Here I’ve tried to setup the inotify the same way as it done in LXD (fsnotify/backend_inotify.go at main · fsnotify/fsnotify · GitHub).

Then I’ve performed the connection to my VPN server and run speed test. This resulted in ultra-heavy load on the CPU and ~280K IN_MODIFY events were generated.

1 Like

Thanks, we would expect a high amount of modify events, but I wonder why @monstermunchkin set it up this way, perhaps there was a particular need. Or hopefully we can relax the event types we collect.

Because its not just /dev/net/tun that would be affected by this.

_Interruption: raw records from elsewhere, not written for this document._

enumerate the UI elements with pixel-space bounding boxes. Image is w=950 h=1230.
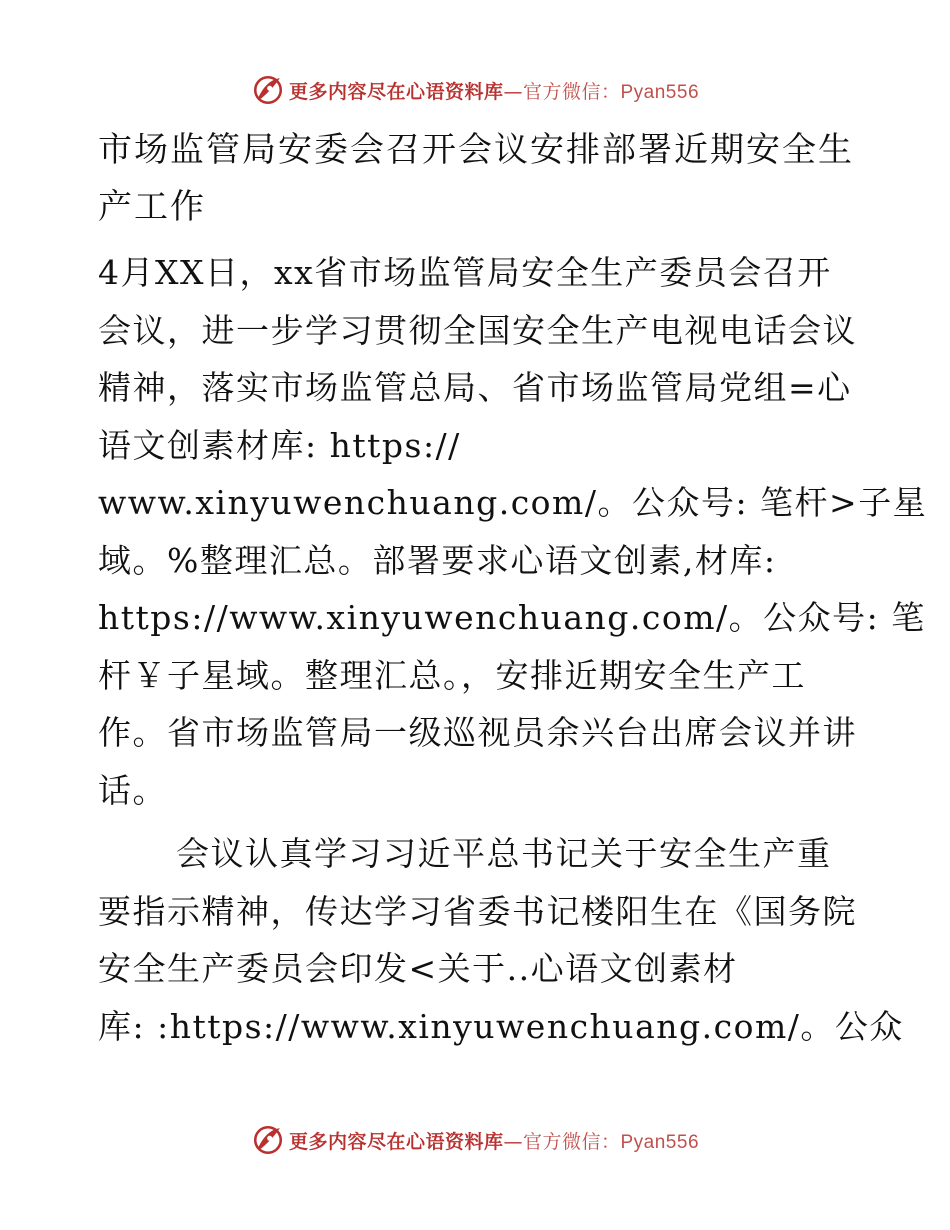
banner-handle: Pyan556: [620, 81, 700, 103]
banner-label: 官方微信：: [522, 1130, 621, 1153]
text-line: 会议，进一步学习贯彻全国安全生产电视电话会议: [98, 310, 857, 350]
document-title: [98, 122, 858, 236]
text-line: https://www.xinyuwenchuang.com/。公众号: 笔: [98, 598, 926, 637]
document-body: [98, 122, 928, 1061]
text-line: www.xinyuwenchuang.com/。公众号: 笔杆>子星: [98, 483, 928, 522]
text-line: 作。省市场监管局一级巡视员余兴台出席会议并讲: [98, 713, 857, 752]
title-line: 市场监管局安委会召开会议安排部署近期安全生: [98, 130, 854, 170]
banner-text: [289, 1127, 699, 1154]
header-banner: [0, 70, 950, 110]
text-line: 4月XX日，xx省市场监管局安全生产委员会召开: [98, 253, 832, 292]
banner-label: 官方微信：: [522, 80, 621, 103]
banner-separator: —: [503, 80, 523, 103]
text-line: 会议认真学习习近平总书记关于安全生产重: [176, 834, 832, 873]
paragraph-1: [98, 244, 928, 819]
paragraph-2: [98, 825, 904, 1055]
banner-separator: —: [503, 1130, 523, 1153]
banner-handle: Pyan556: [620, 1131, 700, 1153]
text-line: 话。: [98, 770, 167, 810]
text-line: 安全生产委员会印发<关于..心语文创素材: [98, 949, 738, 988]
text-line: 域。%整理汇总。部署要求心语文创素,材库:: [98, 540, 777, 580]
text-line: 要指示精神，传达学习省委书记楼阳生在《国务院: [98, 891, 857, 931]
text-line: 杆￥子星域。整理汇总。，安排近期安全生产工: [98, 655, 806, 695]
text-line: 精神，落实市场监管总局、省市场监管局党组=心: [98, 368, 852, 407]
banner-text: [289, 77, 699, 104]
banner-brand: 更多内容尽在心语资料库: [288, 1130, 504, 1153]
title-line: 产工作: [98, 187, 206, 227]
banner-brand: 更多内容尽在心语资料库: [288, 80, 504, 103]
pen-logo-icon: [251, 73, 285, 107]
pen-logo-icon: [251, 1123, 285, 1157]
text-line: 库: :https://www.xinyuwenchuang.com/。公众: [98, 1006, 904, 1046]
text-line: 语文创素材库: https://: [98, 425, 461, 465]
footer-banner: [0, 1120, 950, 1160]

I wonder if the modify event only needs to be established on directories in order to detect new sub files created.

As I can see fsnotify golang package provides us with no choice here.
IN_MODIFY is used to detect writes. But we are not interested in writes, we only want to subscribe to CREATE and DELETE events. While in fsnotify code we can see unconditional enabling of all flags (fsnotify/backend_inotify.go at main · fsnotify/fsnotify · GitHub)

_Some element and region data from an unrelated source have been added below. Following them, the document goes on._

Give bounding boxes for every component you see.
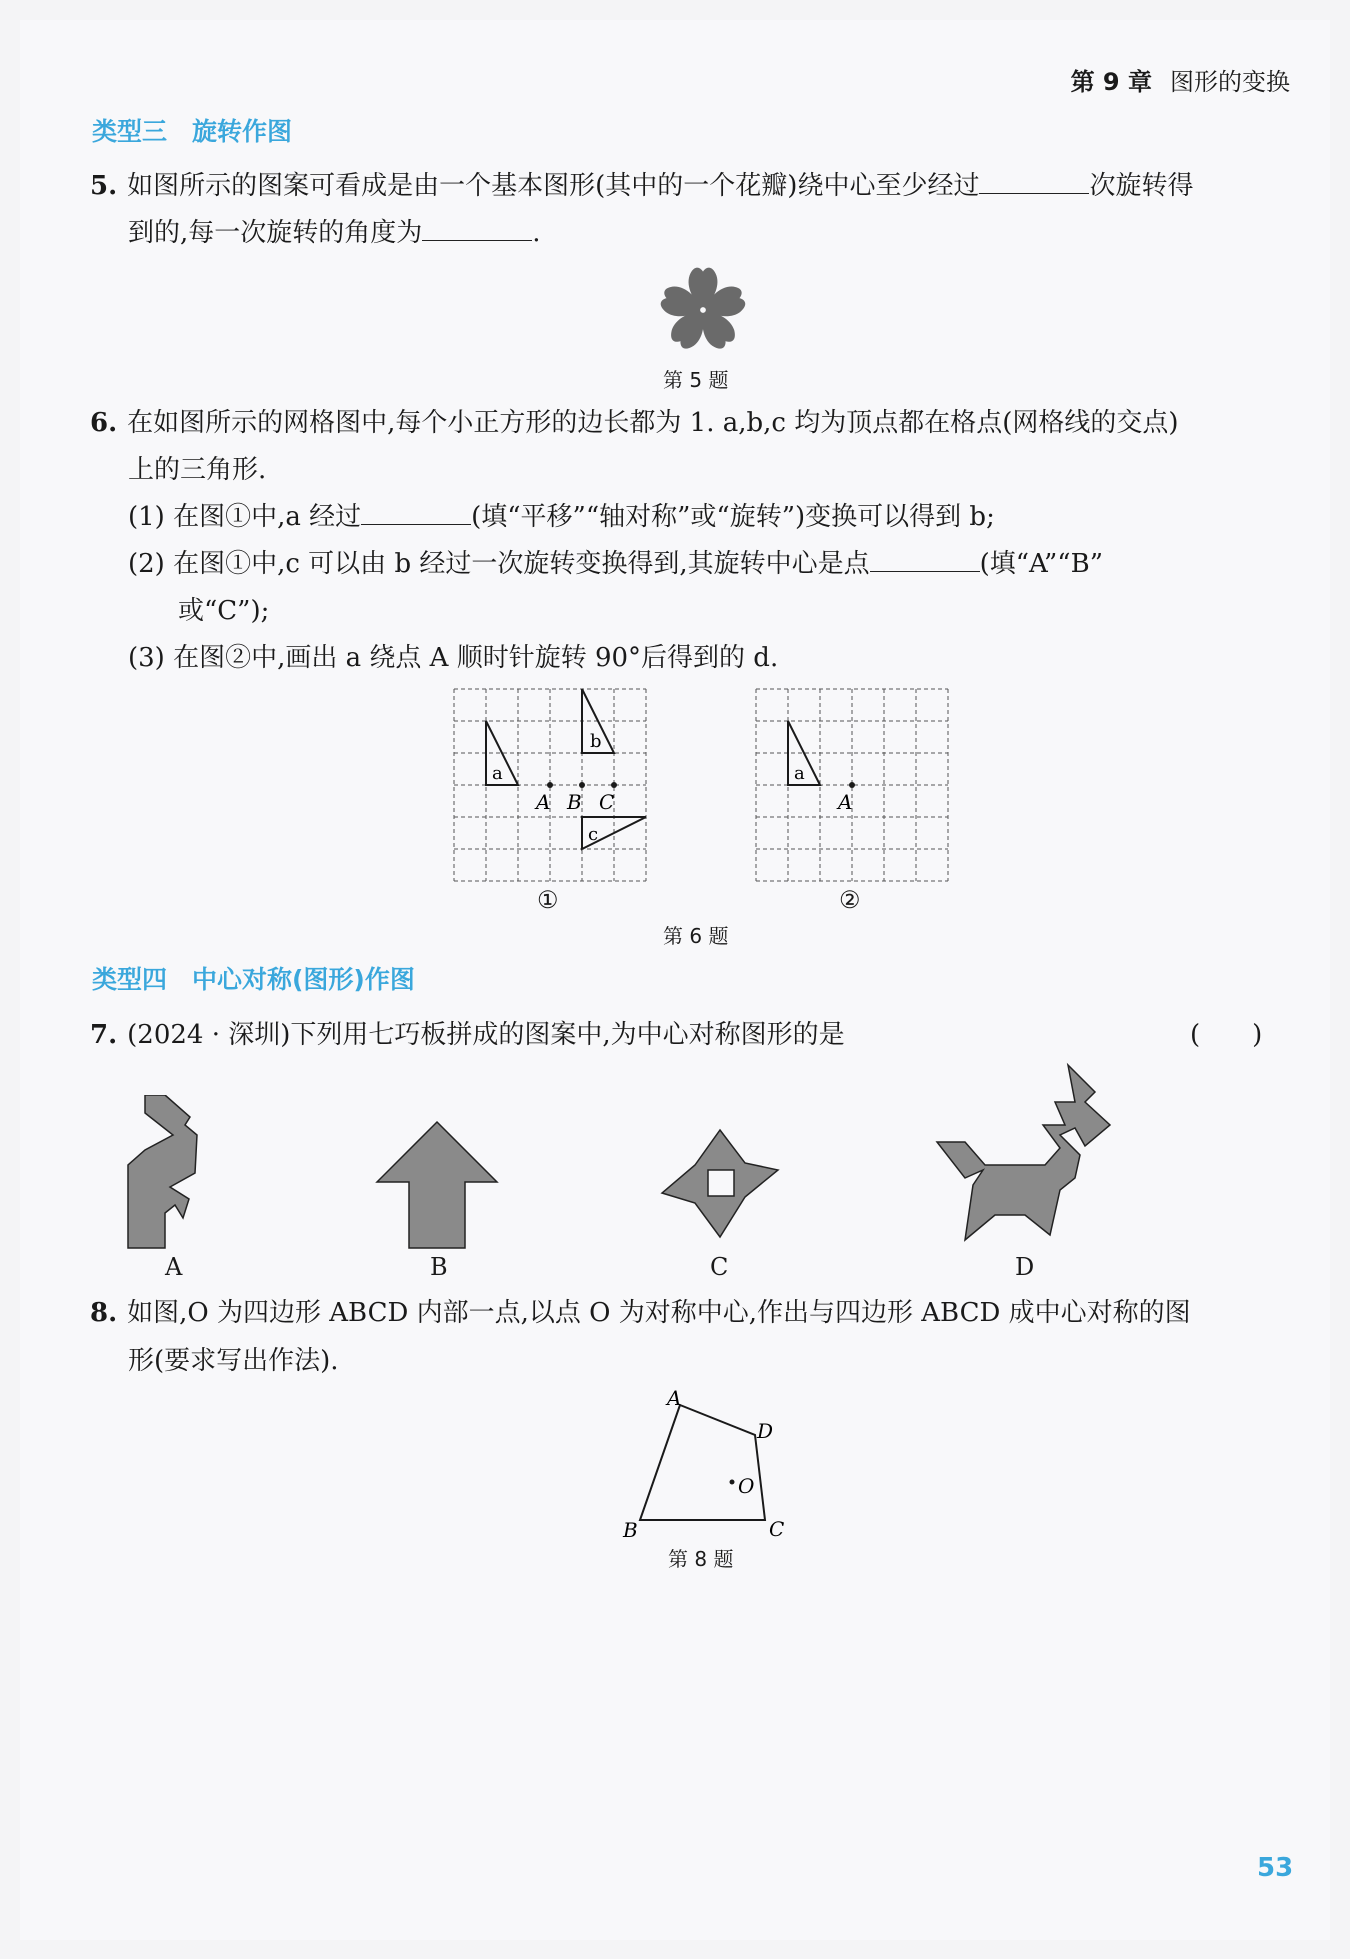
label-O: O: [738, 1474, 755, 1498]
part-text-tail: (填“平移”“轴对称”或“旋转”)变换可以得到 b;: [471, 502, 995, 532]
answer-parentheses[interactable]: ( ): [1190, 1020, 1263, 1050]
tangram-option-b: [375, 1120, 499, 1250]
answer-blank[interactable]: [422, 212, 532, 241]
figure-caption-8: 第 8 题: [668, 1547, 734, 1571]
question-6-part1: [128, 494, 995, 540]
question-text: 如图所示的图案可看成是由一个基本图形(其中的一个花瓣)绕中心至少经过: [127, 171, 980, 201]
label-B: B: [567, 790, 582, 814]
question-7: [90, 1012, 845, 1058]
question-8: [90, 1290, 1300, 1336]
answer-blank[interactable]: [979, 165, 1089, 194]
period: .: [532, 218, 541, 248]
part-text-tail: (填“A”“B”: [979, 549, 1103, 579]
part-text: (2) 在图①中,c 可以由 b 经过一次旋转变换得到,其旋转中心是点: [128, 549, 870, 579]
figure-label-2: ②: [839, 886, 861, 914]
label-A: A: [536, 790, 551, 814]
figure-label-1: ①: [537, 886, 559, 914]
label-D: D: [757, 1419, 774, 1443]
point-A: [849, 782, 855, 788]
option-label-d: D: [1015, 1253, 1035, 1281]
section-title-3: 类型三 旋转作图: [92, 117, 293, 146]
question-6: [90, 400, 1300, 446]
label-C: C: [599, 790, 615, 814]
question-number: 6.: [90, 408, 118, 438]
point-O: [730, 1480, 735, 1485]
question-6-part2: [128, 541, 1103, 587]
point-C: [611, 782, 617, 788]
figure-caption-6: 第 6 题: [663, 924, 729, 948]
question-5: [90, 163, 1290, 209]
tangram-option-c: [660, 1125, 780, 1240]
center-hole: [708, 1170, 734, 1196]
chapter-number: 第 9 章: [1070, 68, 1152, 96]
question-number: 7.: [90, 1020, 118, 1050]
tangram-option-d: [935, 1060, 1115, 1250]
part-text: (1) 在图①中,a 经过: [128, 502, 362, 532]
option-label-a: A: [165, 1253, 183, 1281]
question-6-line2: 上的三角形.: [128, 455, 267, 485]
label-C: C: [769, 1517, 785, 1541]
figure-caption-5: 第 5 题: [663, 368, 729, 392]
label-A: A: [667, 1386, 682, 1410]
point-A: [547, 782, 553, 788]
grid-figure-1: [450, 685, 650, 885]
answer-blank[interactable]: [870, 543, 980, 572]
tangram-option-a: [125, 1095, 225, 1250]
option-label-c: C: [710, 1253, 729, 1281]
label-a: a: [492, 763, 503, 784]
question-6-part2-line2: 或“C”);: [178, 596, 270, 626]
answer-blank[interactable]: [361, 496, 471, 525]
question-number: 5.: [90, 171, 118, 201]
chapter-header: [1071, 62, 1290, 97]
quadrilateral-ABCD: [640, 1405, 765, 1520]
question-text: 到的,每一次旋转的角度为: [128, 218, 423, 248]
point-B: [579, 782, 585, 788]
question-number: 8.: [90, 1298, 118, 1328]
label-A: A: [838, 790, 853, 814]
flower-figure: [655, 262, 751, 358]
label-b: b: [590, 731, 602, 752]
question-8-line2: 形(要求写出作法).: [128, 1346, 339, 1376]
question-6-part3: (3) 在图②中,画出 a 绕点 A 顺时针旋转 90°后得到的 d.: [128, 643, 779, 673]
label-c: c: [588, 824, 599, 845]
quadrilateral-figure: [615, 1385, 795, 1545]
question-5-line2: [128, 210, 541, 256]
question-text: (2024 · 深圳)下列用七巧板拼成的图案中,为中心对称图形的是: [127, 1020, 845, 1050]
grid-figure-2: [752, 685, 952, 885]
question-text: 在如图所示的网格图中,每个小正方形的边长都为 1. a,b,c 均为顶点都在格点(网格线的交点): [127, 408, 1179, 438]
label-B: B: [623, 1518, 638, 1542]
chapter-title: 图形的变换: [1170, 68, 1290, 96]
section-title-4: 类型四 中心对称(图形)作图: [92, 965, 415, 994]
option-label-b: B: [430, 1253, 448, 1281]
label-a: a: [794, 763, 805, 784]
question-text-tail: 次旋转得: [1089, 171, 1194, 201]
page-number: 53: [1257, 1853, 1294, 1883]
question-text: 如图,O 为四边形 ABCD 内部一点,以点 O 为对称中心,作出与四边形 ABCD 成中心对称的图: [127, 1298, 1191, 1328]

	var flags uint32 = unix.IN_MOVED_TO | unix.IN_MOVED_FROM |
		unix.IN_CREATE | unix.IN_ATTRIB | unix.IN_MODIFY |
		unix.IN_MOVE_SELF | unix.IN_DELETE | unix.IN_DELETE_SELF
2 Likes

Ah so its a limitation of the package used. Please can you log this here Issues · lxc/lxd · GitHub so we can investigate if we can workaround it or make a change to upstream or change package used. Thanks!

What host os version are you using. As aside from the bug in fsnotify, lxd should try and use fanotify if available .

Please can you show “lxc info” output?